Optical readout of ADH‐catalysed turnover
The photophysical properties of pyranine 1 as the final reaction product were investigated and compared to substrates 4, 7, and 10. In case of the ‘free’ dye, a pH independent emission maximum can be observed at 515 nm while the maximum excitation wavelength varies depending on which side of the apparent pyranine pK a (of ∼7.3) measurements were taken; for the protonated form the maximum was observed at 405 nm, while the deprotonated form has a maximum at 450 nm (Figure 2a). Alkylation of the 8‐hydroxy group of pyranine results in an excitation maximum at 405 nm and a hypsochromically shifted emission maximum at 435 nm compared to the parent pyranine due to loss of conjugation with the 8‐hydroxyl group (Figure 2). Pyranine 1 thus differs in its optical properties (summarised in Table 1) to the widely used phenolic dyes, in that for the latter only the de‐protonated anionic forms show fluorescence, whereas pyranine fluorescence is observed regardless of its protonation state. This unique optical feature enables the detection of pyranine over a broad pH range (Figure 2b) resulting in its numerous applications as a pH indicator in biological systems [17] and for measuring enzymatic activities across a range of pH conditions, including the acidic range.
Table 1.
Compound |
λex [nm] |
λem [nm] |
Stokes shift [nm] |
---|---|---|---|
HTPS 1 |
405/450 |
515 |
110/60 |
HTPS ethers 4, 7 and 10 |
405 |
435 |
30 |
Long‐term retention of pyranine in droplets
The escape of product from droplet compartments can endanger the success of screening experiments because inter‐droplet exchange of the optically active product renders all droplets identical, and ‘hits’ cannot be identified. For example, fluorescein is retained sufficiently on timescales of a few days,[ 4b , 9a ] whereas resorufin leakage can already be detected after a few hours in slightly basic conditions. To investigate the leaking properties of pyranine (1) at different pH values, the compound was encapsulated into microfluidic droplets and the resulting droplet population mixed with a second droplet population not containing the dye. The rate of fluorophore exchange between the two co‐incubated droplet populations was monitored at pH 4.0, 6.0, 8.0, and 10.0 with a fluorescence microscope. The percentage of leakage was quantified by measuring the average grey values of 10 droplets from each population and calculating the relative differences in fluorescence intensity between these corrected by background intensity. After 48 h of incubation, no detectable exchange occurred between droplets at any of the tested pH values. Similarly, a fluorescein control at pH 8.0 showed no exchange between droplets during the 48 h time frame, while resorufin ended up equally distributed between both droplet populations after just 24 h (Figure 2c–d). After 6 weeks, 28 % leakage was detected for fluorescein (Figure S1), while droplets filled with pyranine 1 showed less than 4 % leakage under the same conditions (Figure S1). The experiment was repeated with substrate 7 at pH 8.0 and revealed only 6 % leakage after 6 weeks of incubation, indicating that not only product pyranine (parent) is perfectly retained in the droplets, but also the respective substrate ethers 4, 7 and 10. This is the longest retention of any fluorophore achieved in droplets to date and an order of magnitude longer compared to fluorescein that is currently the analyte of choice for monitoring slow reactions. The maintenance of product compartmentalisation over such long time periods enables more sensitive long‐term assays over a larger pH range, e. g. to evaluate weak promiscuous enzymatic activities or poorly expressed biocatalysts.

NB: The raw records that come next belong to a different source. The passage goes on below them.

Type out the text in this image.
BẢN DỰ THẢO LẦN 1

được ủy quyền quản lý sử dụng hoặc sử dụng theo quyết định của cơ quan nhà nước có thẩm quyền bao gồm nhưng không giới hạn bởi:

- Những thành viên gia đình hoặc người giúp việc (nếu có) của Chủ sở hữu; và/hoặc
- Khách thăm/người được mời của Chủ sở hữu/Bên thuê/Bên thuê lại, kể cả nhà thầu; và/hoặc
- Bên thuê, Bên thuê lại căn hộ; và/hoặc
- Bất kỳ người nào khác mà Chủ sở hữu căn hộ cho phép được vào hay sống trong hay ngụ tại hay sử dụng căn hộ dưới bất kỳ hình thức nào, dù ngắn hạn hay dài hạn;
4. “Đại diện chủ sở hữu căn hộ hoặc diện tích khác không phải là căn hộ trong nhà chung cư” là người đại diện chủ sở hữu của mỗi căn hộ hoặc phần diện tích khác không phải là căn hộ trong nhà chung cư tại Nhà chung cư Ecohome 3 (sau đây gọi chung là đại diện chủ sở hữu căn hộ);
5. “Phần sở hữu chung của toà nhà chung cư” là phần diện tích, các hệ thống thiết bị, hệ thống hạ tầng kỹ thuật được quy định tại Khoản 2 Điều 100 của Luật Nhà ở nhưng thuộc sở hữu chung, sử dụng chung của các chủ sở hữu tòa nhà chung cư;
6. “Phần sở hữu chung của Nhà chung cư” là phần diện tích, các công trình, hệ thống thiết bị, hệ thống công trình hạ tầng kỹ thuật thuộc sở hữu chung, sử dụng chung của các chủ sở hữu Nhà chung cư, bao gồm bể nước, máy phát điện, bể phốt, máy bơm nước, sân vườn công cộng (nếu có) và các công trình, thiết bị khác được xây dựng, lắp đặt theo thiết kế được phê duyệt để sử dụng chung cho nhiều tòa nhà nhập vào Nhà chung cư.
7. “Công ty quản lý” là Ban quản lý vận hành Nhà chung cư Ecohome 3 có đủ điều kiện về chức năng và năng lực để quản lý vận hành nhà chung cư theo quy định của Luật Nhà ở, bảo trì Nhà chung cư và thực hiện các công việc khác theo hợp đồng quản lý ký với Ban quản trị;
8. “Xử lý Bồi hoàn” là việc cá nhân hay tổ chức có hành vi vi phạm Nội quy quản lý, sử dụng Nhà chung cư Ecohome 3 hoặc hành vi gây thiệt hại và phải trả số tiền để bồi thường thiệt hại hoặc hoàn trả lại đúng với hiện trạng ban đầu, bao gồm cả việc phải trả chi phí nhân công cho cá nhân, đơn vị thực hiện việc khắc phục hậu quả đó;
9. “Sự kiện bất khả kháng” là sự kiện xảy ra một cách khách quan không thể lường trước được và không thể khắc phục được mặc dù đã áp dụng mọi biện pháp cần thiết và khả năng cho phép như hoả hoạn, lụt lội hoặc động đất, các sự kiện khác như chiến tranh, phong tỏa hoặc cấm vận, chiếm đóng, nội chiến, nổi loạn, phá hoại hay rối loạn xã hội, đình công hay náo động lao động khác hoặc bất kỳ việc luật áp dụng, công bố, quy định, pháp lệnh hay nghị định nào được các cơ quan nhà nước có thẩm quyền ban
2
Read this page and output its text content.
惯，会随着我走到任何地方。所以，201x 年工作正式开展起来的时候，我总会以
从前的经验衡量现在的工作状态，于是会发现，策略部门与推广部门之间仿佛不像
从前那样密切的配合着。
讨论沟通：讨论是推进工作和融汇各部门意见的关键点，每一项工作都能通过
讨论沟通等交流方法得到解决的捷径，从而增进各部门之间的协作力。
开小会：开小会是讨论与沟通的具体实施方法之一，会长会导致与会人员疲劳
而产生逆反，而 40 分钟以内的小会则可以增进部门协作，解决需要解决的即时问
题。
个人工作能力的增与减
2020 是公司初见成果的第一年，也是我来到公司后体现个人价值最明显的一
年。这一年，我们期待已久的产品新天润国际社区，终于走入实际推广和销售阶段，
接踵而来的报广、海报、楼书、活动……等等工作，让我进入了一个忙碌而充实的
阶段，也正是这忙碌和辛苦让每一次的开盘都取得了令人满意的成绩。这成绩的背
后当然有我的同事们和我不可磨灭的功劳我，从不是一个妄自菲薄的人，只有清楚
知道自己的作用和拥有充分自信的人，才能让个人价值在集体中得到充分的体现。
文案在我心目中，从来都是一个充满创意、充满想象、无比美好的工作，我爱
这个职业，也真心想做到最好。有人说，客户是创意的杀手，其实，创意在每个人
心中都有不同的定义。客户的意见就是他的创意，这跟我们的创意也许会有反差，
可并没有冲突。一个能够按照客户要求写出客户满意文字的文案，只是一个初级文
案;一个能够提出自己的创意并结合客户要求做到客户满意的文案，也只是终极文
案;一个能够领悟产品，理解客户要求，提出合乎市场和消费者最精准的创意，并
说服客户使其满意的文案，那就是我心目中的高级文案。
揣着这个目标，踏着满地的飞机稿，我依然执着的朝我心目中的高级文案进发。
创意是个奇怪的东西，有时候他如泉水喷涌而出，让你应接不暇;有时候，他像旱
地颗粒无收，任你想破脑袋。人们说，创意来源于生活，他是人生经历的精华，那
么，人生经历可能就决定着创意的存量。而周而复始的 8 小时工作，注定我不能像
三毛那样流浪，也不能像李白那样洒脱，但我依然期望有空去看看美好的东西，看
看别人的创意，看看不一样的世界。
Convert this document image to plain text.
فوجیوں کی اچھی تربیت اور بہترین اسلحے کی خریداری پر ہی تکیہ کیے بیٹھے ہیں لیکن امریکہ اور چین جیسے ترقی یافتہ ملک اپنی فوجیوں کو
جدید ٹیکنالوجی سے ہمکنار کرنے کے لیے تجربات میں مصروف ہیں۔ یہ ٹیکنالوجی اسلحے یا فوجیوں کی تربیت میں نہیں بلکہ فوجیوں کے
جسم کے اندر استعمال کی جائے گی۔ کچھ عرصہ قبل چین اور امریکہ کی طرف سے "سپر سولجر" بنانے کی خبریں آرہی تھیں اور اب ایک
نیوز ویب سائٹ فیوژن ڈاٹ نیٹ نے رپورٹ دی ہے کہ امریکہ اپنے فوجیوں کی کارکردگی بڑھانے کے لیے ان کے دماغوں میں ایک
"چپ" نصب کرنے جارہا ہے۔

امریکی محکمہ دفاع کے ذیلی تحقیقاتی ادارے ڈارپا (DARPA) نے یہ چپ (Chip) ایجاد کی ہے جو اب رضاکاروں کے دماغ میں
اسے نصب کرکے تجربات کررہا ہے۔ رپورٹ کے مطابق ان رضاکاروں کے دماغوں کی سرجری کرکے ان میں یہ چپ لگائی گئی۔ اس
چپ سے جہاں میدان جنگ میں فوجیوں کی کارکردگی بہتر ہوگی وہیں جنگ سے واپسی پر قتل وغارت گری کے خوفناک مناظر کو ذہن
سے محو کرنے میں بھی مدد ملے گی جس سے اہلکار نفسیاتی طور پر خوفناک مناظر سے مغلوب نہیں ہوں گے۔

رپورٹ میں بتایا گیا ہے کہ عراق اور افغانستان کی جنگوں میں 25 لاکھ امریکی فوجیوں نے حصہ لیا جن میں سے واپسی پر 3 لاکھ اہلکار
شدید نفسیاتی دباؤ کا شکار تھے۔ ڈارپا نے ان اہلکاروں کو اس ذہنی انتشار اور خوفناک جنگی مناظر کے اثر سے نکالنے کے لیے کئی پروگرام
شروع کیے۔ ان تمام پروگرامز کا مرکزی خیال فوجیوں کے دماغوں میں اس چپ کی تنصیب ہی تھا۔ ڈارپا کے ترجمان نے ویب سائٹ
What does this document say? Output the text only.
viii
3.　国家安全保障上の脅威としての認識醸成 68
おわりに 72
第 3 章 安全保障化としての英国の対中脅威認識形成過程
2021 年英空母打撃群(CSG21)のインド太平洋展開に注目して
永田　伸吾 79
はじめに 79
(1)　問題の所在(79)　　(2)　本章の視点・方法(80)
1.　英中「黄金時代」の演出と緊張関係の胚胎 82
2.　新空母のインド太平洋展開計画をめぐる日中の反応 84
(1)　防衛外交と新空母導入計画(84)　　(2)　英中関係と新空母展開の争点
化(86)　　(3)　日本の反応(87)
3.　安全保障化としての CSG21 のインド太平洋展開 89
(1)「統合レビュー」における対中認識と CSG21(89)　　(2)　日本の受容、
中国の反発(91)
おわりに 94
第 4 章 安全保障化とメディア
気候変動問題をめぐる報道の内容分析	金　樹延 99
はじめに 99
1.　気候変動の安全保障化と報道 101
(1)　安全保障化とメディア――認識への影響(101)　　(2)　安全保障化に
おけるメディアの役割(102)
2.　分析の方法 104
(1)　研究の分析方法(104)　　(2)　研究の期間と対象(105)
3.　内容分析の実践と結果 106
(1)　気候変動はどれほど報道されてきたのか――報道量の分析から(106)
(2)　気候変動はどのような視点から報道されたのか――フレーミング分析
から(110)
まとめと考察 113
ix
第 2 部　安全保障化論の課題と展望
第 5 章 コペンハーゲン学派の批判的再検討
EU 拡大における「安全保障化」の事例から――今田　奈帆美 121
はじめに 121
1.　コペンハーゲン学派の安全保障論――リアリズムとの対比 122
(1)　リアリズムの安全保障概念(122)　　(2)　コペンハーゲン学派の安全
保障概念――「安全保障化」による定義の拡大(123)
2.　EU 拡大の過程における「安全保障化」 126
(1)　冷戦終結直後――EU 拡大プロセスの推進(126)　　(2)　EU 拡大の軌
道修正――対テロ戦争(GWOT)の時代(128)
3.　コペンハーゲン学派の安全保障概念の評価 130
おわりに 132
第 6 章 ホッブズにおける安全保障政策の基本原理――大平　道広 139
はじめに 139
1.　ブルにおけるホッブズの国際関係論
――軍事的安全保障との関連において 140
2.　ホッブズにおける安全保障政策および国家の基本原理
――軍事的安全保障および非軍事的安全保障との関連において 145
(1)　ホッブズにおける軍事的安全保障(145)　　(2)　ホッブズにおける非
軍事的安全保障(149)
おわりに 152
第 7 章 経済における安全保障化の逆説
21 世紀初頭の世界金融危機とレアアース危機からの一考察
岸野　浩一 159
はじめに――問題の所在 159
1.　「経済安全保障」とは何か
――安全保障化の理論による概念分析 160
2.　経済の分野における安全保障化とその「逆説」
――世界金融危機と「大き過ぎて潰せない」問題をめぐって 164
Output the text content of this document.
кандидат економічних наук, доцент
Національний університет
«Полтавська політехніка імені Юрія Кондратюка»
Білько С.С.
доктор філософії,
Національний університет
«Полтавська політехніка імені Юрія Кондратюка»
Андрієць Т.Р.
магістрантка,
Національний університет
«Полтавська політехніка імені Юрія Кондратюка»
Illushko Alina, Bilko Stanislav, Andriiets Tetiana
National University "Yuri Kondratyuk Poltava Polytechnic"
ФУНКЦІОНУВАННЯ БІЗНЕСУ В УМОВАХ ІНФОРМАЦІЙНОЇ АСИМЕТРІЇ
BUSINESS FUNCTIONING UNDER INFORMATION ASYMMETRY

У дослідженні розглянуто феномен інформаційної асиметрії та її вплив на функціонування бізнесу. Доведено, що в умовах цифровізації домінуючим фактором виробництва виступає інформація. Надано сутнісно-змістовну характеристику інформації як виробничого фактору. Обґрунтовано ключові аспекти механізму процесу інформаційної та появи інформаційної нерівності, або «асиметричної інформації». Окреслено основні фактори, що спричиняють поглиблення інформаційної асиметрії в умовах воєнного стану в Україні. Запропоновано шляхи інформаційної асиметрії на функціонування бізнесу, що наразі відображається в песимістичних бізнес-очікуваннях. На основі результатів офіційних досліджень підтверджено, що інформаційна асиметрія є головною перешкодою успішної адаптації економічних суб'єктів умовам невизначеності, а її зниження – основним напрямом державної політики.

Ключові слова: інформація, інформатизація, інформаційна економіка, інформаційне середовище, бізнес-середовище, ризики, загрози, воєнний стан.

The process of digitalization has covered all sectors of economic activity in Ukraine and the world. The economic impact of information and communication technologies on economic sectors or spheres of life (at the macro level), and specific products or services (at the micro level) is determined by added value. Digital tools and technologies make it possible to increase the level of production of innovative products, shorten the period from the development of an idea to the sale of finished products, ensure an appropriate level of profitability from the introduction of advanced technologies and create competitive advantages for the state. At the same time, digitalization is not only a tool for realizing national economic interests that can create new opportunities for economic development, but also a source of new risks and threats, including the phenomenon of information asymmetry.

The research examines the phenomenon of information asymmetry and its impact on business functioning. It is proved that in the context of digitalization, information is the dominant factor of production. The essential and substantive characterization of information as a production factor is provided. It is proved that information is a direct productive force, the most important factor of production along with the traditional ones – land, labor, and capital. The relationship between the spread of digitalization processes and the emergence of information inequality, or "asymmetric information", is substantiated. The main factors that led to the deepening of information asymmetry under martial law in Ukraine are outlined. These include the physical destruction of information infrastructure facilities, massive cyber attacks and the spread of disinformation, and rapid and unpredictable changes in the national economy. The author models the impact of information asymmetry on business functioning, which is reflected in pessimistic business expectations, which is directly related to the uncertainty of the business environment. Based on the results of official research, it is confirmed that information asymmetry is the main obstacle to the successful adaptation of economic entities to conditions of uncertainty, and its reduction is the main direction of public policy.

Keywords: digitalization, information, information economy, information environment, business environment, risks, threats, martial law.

Detection limit, dynamic range and enrichment
The minimal product concentration required to identify droplets with active enzyme was determined by measuring the fluorescence values of several droplet populations containing different pyranine concentrations. An overlay of these distribution functions is shown in Figure 3; signal intensities were adjusted relative to a normalized instrument baseline set to 1. In case of 0.1 μM pyranine, less than 20 % overlap was observed between the droplet population signal set and baseline variation. This minimal detectable concentration corresponds to 1.8×105 pyranine molecules in a 3 pL droplet. To maintain droplet monoclonality in our droplet screening set‐up, a single cell must provide a sufficient amount of enzyme to enable a reaction read‐out. Here, if intracellular recombinant expression levels of ∼105–106 molecules per cell can be assumed, [3c] less than one substrate turnover per enzyme molecule would release sufficient pyranine to exceed the threshold to be detected. A calibration curve using microtiter plate measurements confirms that pyranine fluorescence increases proportionally with the pyranine concentration up to a dye concentration of 100 μM (Figure 3b). Our data demonstrate sub‐μM sensitivity and a wide, quantitative dynamic range over three orders of magnitude suggest that a wide range of activity levels can be reliably detected.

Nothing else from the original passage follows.